Fears of a double dip recession in the United States were intensified today with the release of weak jobs numbers.
Total nonfarm payroll employment was 130.8 million in July, up by just 6,000, far less that was expected. In fact, total employment has been little changed since February. Also, aggregate weekly hours worked plunged 0.6% in July, in part because factories cut overtime hours. The unemployment rate remained at 5.9%.
“The downside risks to the U.S. economic outlook were raised a notch this morning with news that U.S. employment in the non-farm business sector barely rose in July,” says Bank of Montreal.
RBC Financial Group says that the weak hours worked results suggest that the labour market could remain in a holding pattern just a little longer.

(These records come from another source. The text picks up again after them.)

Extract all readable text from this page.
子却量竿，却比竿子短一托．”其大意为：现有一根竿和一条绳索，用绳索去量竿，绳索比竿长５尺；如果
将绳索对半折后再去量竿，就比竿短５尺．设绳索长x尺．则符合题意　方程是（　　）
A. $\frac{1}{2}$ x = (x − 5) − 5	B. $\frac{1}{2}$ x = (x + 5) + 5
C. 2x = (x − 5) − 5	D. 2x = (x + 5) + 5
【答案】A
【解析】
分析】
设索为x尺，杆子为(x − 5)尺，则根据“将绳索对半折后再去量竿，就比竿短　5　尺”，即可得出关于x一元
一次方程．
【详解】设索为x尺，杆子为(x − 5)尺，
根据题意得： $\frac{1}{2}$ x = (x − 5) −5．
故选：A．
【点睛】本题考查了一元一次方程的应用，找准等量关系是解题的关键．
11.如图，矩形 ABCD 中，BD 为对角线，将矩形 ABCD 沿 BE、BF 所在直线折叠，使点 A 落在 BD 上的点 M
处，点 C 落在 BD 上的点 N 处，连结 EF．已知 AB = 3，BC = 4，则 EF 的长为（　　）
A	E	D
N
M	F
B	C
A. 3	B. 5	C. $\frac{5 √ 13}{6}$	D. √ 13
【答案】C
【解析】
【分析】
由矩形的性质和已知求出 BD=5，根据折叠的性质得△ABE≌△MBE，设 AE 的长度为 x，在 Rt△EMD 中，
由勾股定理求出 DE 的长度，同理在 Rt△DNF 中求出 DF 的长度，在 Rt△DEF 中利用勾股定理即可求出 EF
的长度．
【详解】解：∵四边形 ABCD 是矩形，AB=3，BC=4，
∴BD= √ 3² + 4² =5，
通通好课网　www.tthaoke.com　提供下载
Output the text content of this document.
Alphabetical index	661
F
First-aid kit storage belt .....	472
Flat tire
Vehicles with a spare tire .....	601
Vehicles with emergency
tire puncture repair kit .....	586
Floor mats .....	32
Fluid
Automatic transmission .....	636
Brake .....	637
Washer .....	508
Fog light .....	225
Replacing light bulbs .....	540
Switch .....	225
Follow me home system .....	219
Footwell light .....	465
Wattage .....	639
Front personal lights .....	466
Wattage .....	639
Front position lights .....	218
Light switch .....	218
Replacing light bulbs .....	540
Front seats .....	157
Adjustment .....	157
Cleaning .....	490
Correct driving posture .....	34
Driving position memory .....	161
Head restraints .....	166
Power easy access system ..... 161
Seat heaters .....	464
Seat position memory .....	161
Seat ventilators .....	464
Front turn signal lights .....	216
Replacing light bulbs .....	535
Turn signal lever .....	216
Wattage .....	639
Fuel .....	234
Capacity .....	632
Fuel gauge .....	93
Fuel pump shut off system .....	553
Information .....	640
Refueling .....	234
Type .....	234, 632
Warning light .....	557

“The July employment report shows that firms continue to cut costs — big time. This is good for profits and won’t last forever,” offers BMO Nesbitt Burns. “The puzzle is how retail sales will respond to all these layoffs, but auto sales numbers show that spending activity is holding up.”
Also, U.S. personal spending rose 0.5%, and incomes were up 0.6% in June. The strong income increase was the one bright spot that some economists saw in this morning’s data.
Nevertheless, some economists are lowering their outlook for U.S. GDP following the report. “Today’s data, alongside other disappointing figures released earlier in the week, suggest the economy has less momentum than we previously thought. As a result, we expect real GDP to increase a lesser 3%-3.5%, annualized, in the third quarter instead of 4.25%. In addition, we have pushed out the expected date of the Fed’s inaugural tightening to early next year from November,” says BMO.
“Consumers appear to be rebuilding their balance sheets and in the process laying the foundation for a more solid recovery later this year. But for now, look for the U.S. Federal Reserve to give consumers and businesses all the help they can get and keep interest rates low and steady. We don’t expect any rate hikes until next year, but we don’t expect any rate cuts this year either,” says RBC. “A rate cut before year-end would only serve to rattle market confidence some more if pushed through by the Fed. A steady hand by the Fed looks like the most likely scenario as the U.S. economy gradually gathers strength.”